Reverse Piercing: A Single Member LLC Paradox
35 Pages Posted: 29 Jan 2009 Last revised: 23 Apr 2009
Date Written: January 28, 2009
All states permit a limited liability company (SMLLC) to be formed with only one member and asset protectionists seek shelter for clients under its protective liability umbrella to shield assets from the obligations of its only member. Surprisingly, member creditor access to the assets of the SMLLC depends upon the context of the obligation. A secured creditor of a member can protect itself by obtaining the member's advance consent to admit the creditor as a substituted member should the creditor foreclose and purchase the interest.
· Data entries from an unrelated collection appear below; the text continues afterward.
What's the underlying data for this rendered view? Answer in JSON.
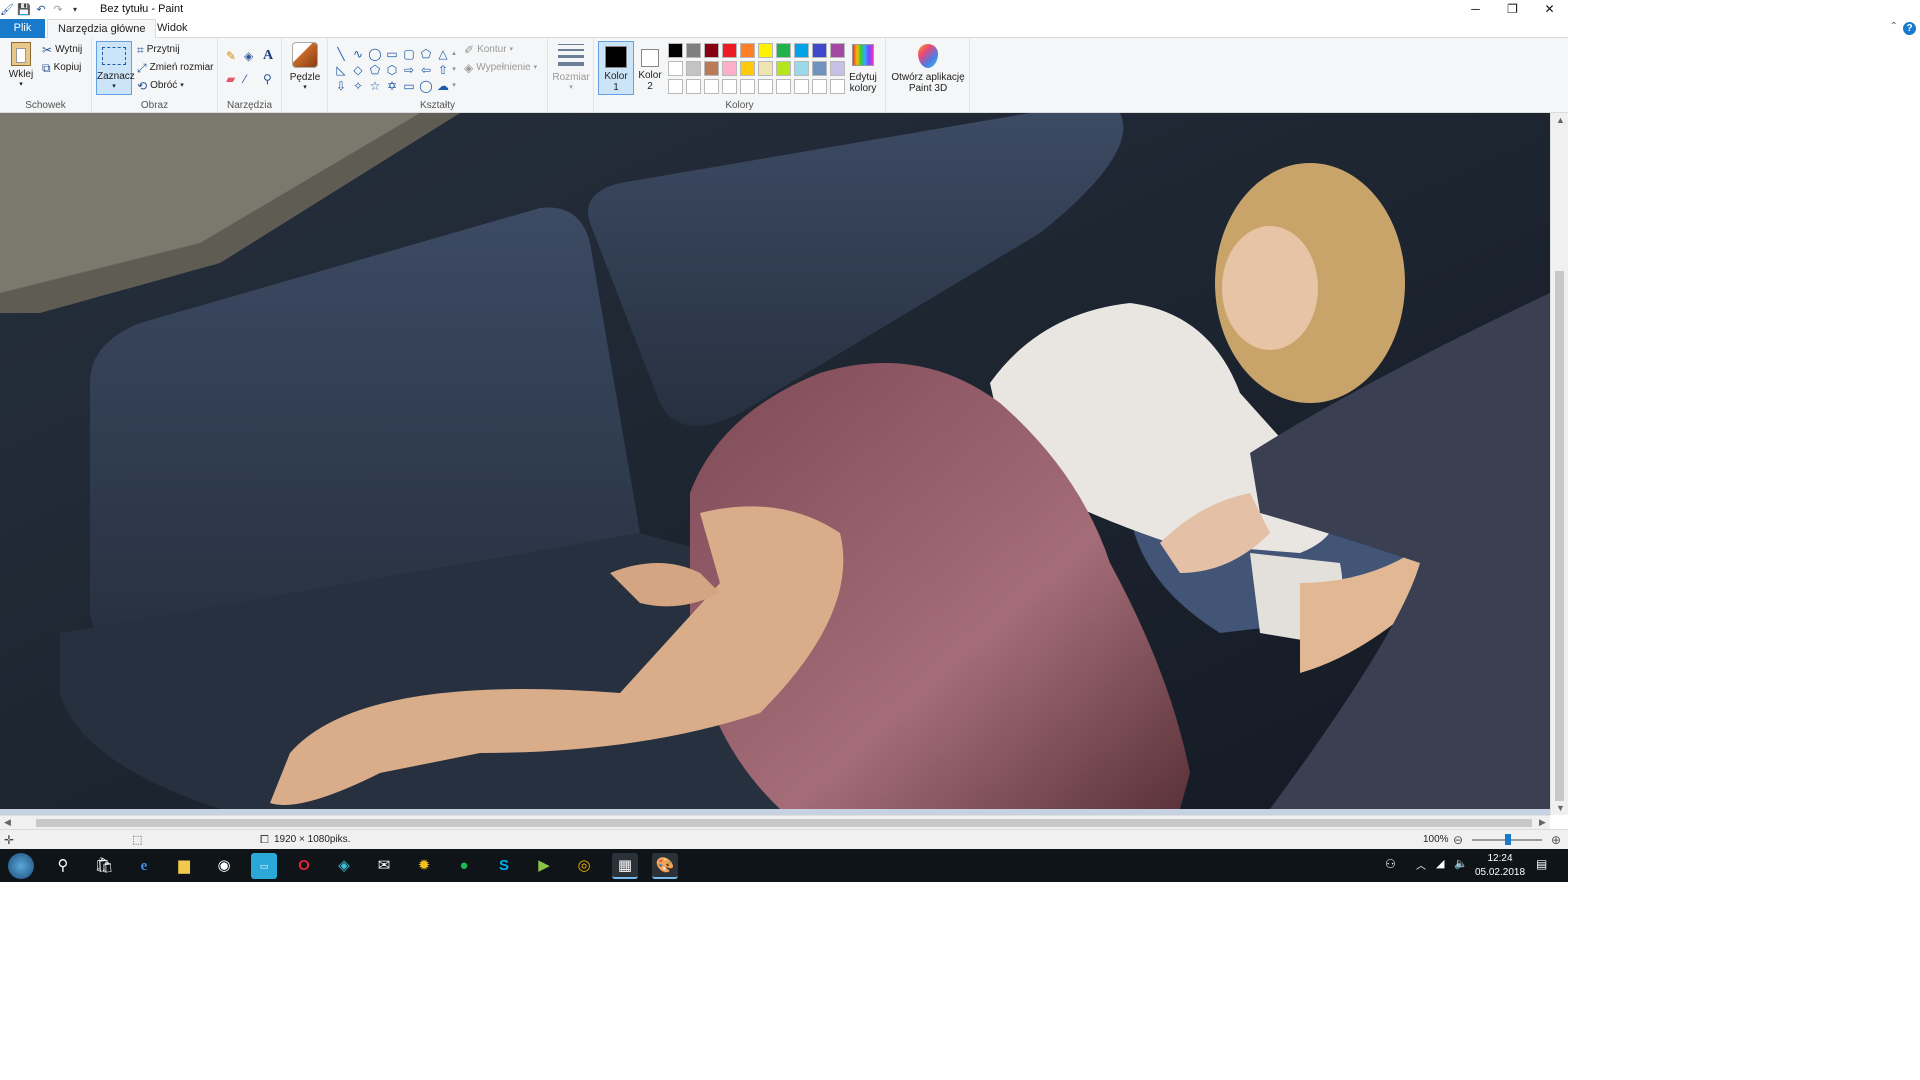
{
  "window": {
    "title": "Bez tytułu - Paint",
    "qat_icons": [
      "paint-app-icon",
      "save-icon",
      "undo-icon",
      "redo-icon",
      "customize-qat-icon"
    ]
  },
  "tabs": {
    "file": "Plik",
    "home": "Narzędzia główne",
    "view": "Widok"
  },
  "ribbon": {
    "clipboard": {
      "label": "Schowek",
      "paste": "Wklej",
      "cut": "Wytnij",
      "copy": "Kopiuj"
    },
    "image": {
      "label": "Obraz",
      "select": "Zaznacz",
      "crop": "Przytnij",
      "resize": "Zmień rozmiar",
      "rotate": "Obróć"
    },
    "tools": {
      "label": "Narzędzia"
    },
    "brushes": {
      "label": "Pędzle"
    },
    "shapes": {
      "label": "Kształty",
      "outline": "Kontur",
      "fill": "Wypełnienie"
    },
    "size": {
      "label": "Rozmiar"
    },
    "colors": {
      "label": "Kolory",
      "color1": "Kolor 1",
      "color1_line1": "Kolor",
      "color1_line2": "1",
      "color2_line1": "Kolor",
      "color2_line2": "2",
      "edit_line1": "Edytuj",
      "edit_line2": "kolory",
      "color1_value": "#000000",
      "color2_value": "#ffffff",
      "palette": [
        "#000000",
        "#7f7f7f",
        "#880015",
        "#ed1c24",
        "#ff7f27",
        "#fff200",
        "#22b14c",
        "#00a2e8",
        "#3f48cc",
        "#a349a4",
        "#ffffff",
        "#c3c3c3",
        "#b97a57",
        "#ffaec9",
        "#ffc90e",
        "#efe4b0",
        "#b5e61d",
        "#99d9ea",
        "#7092be",
        "#c8bfe7",
        "#ffffff",
        "#ffffff",
        "#ffffff",
        "#ffffff",
        "#ffffff",
        "#ffffff",
        "#ffffff",
        "#ffffff",
        "#ffffff",
        "#ffffff"
      ]
    },
    "paint3d": {
      "line1": "Otwórz aplikację",
      "line2": "Paint 3D"
    }
  },
  "status": {
    "dimensions": "1920 × 1080piks.",
    "zoom": "100%"
  },
  "taskbar": {
    "time": "12:24",
    "date": "05.02.2018",
    "apps": [
      "start-icon",
      "search-icon",
      "store-icon",
      "edge-icon",
      "explorer-icon",
      "steam-icon",
      "app-icon",
      "opera-icon",
      "app-icon",
      "mail-icon",
      "app-icon",
      "spotify-icon",
      "skype-icon",
      "app-icon",
      "chrome-icon",
      "app-icon",
      "paint-icon"
    ]
  }
}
The substituted member may then liquidate the SMLLC. Since federal bankruptcy laws trump both state LLC law and operating agreement, creditors of a member filing bankruptcy will have access to the assets of the SMLLC but at the expense of sharing asset values with other creditors. Federal tax liens have a superior but often dubious status achieved by assuming the SMLLC assets are in some cases the property of the only member. However, rules outside secured creditor, federal bankruptcy and tax rules are not as favorable. A transfer of the membership interest to an unsecured creditor who purchases at a foreclosure sale generally allows the creditor to assume ownership of only the right to receive future distribution when and if made. Unfortunately, unless the transferor debtor consents to admit the transferee as the substitute member, the transferor generally continues as the only member with control over the timing of the distributions. Thus, while the debtor member no longer owns a financial interest in the SMLLC, that member nevertheless guards the entity holding the assets and is in a position to favor its own economic interests over those of the creditor owner of the entire economic interest. While fraudulent transfer and conveyance laws are generally ineffective, the reverse piercing doctrine offers limited protection. This Article traces the plight of the creditor in these unique circumstances and suggests statutory clarifications.